Reviews, Television
Mar 29, 2013

GAME OF THRONES SEASON 3 PREMIERE: CARNAGE EXPRESS LANE

So there I was Sunday evening ready to ease into the highly anticipated 3rd season of HBO’s Game of Thrones, comforted by my knowledge in the source material. I knew it would get crazy eventually, but the machinations and notions set forth in the premiere episode promise to cut through much of the novels’ pomp and circumstance.

The Battle of Blackwater has concluded and the warring sides are licking their wounds, and people are scrambling either for advantage or survival. Up north the remaining rangers from The Wall confront an evil they thought was only a myth (George R.R. Martin really has issues with blue eyes and blond hair) and Jon Snow meets the King-Beyond-the-Wall. In King’s Landing Tyrion finds little praise from his father despite his William Wallace-esque heroism that nearly got his face chopped off by one of his sister’s own guards. Stannis, after watching his entire fleet burn a stunning phosphorescent green courtesy of Tyrion’s wildfire, has locked himself away with the Red Woman, but he promises to break out his official Lord of Light rally monkey. Daenerys arrives in Astapor in search of an army learns about the Unsullied and eight thousand dead babies. Never thought I would write that last sentence with a hint of mirth.

What I found most interesting in the premiere was not any of the mundane items listed above. I was surprised and excited to the point of giddiness at the speed at which the writers are moving the story along. They are taking a few nominal liberties but nothing overt that changes the story at all. It is actually very delicately done. They did this a bit last season especially with Daenerys and the Warlocks.
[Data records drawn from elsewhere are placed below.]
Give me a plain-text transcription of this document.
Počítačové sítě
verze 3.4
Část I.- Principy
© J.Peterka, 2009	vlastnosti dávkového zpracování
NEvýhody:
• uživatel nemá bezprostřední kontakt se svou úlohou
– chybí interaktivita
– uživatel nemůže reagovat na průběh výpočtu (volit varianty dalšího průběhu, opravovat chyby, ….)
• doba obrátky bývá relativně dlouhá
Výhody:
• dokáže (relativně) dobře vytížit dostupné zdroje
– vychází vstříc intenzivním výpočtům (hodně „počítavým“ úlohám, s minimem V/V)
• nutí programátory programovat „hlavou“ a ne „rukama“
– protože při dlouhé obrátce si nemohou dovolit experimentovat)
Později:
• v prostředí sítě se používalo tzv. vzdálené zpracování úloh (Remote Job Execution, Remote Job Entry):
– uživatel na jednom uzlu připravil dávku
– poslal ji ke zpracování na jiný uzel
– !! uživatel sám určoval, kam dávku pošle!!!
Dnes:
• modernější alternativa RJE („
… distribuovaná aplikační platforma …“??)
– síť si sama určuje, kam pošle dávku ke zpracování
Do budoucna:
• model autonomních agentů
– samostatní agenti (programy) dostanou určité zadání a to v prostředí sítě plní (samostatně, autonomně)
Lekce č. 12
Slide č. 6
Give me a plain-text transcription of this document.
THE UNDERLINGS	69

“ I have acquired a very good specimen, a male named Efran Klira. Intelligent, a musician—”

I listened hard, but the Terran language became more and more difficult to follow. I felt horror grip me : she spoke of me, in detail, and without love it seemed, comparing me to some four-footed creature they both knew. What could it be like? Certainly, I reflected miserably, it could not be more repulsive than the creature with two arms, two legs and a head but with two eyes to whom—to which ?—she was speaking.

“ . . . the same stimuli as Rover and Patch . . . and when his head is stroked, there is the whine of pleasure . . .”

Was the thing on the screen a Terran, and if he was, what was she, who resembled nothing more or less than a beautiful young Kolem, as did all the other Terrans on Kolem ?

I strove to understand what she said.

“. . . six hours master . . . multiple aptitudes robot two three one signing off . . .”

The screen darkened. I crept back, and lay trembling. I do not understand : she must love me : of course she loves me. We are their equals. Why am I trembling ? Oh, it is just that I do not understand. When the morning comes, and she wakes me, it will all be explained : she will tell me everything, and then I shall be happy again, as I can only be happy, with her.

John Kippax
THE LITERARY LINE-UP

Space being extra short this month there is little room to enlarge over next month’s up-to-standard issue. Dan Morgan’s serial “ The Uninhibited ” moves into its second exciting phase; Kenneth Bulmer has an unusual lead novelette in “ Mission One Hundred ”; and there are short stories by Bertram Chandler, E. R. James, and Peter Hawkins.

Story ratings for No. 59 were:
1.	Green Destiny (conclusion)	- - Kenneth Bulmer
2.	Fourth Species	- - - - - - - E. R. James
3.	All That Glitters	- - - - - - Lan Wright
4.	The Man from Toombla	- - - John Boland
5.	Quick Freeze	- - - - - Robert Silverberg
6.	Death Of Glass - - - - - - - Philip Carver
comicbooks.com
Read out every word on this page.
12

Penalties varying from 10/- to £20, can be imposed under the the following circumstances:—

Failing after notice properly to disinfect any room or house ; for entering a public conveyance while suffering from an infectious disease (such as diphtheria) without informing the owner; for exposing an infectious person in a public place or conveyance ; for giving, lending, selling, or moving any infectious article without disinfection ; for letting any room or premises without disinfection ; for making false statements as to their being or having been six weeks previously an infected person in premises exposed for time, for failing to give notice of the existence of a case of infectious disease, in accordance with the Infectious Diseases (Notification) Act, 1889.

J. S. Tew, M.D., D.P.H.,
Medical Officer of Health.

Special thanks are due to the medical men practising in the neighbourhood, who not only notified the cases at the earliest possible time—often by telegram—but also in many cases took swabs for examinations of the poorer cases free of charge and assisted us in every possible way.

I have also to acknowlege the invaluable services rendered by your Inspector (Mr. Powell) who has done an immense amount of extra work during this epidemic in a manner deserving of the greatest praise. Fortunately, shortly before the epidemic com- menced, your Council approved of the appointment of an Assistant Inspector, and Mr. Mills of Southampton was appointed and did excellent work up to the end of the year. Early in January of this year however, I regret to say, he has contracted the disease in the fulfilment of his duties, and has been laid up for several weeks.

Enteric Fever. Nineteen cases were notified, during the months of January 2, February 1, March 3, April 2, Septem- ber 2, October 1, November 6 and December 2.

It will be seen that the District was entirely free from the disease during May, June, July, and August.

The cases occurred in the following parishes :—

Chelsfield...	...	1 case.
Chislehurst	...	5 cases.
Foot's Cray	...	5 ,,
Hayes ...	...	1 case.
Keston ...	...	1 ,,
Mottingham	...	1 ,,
All this raises red banners…I mean flags that winter is coming sooner than I expected, and the relative tameness of the second season has been sacked by the 3rd season’s vanguard.

My only worry with this is that with what the writers have laid out and the small skips they have made here and there have run the 3rd season into many elements of the 4th novel. To date Mr. Martin has written just five, with the latest coming in the summer of 2012 and he is certainly not like Nora Roberts churning these out faster than they can line a birdcage or be shred into seed compost. I have a separate blog for this that includes my recipe for ‘Banal Confetti’ made from the works of James Patterson. Back to my original point, I am worried that after two more seasons at this wildfire spreading pace that we would have caught up with the novels. Can you imagine the look on Joffrey’s puss when he finds out he has to wait?

In the meantime I will enjoy the wanton chaos that is to come. Just please remember no matter how attached you are to a character and no matter how irreplaceable they seem, George. R. R. Martin would likely disagree. And he will prove it to you, sooner than later. I remember one of the shows writer/creators saying in an interview that season 3 was the one they knew they had to get to so that they may fully realize their vision of this series. The writers, like the dragons, are charring and masticating the fat to get to that warm meaty center where the feast really begins. I know that is a cumbersome metaphor, but I, like Mr. Martin, have little time to mess around.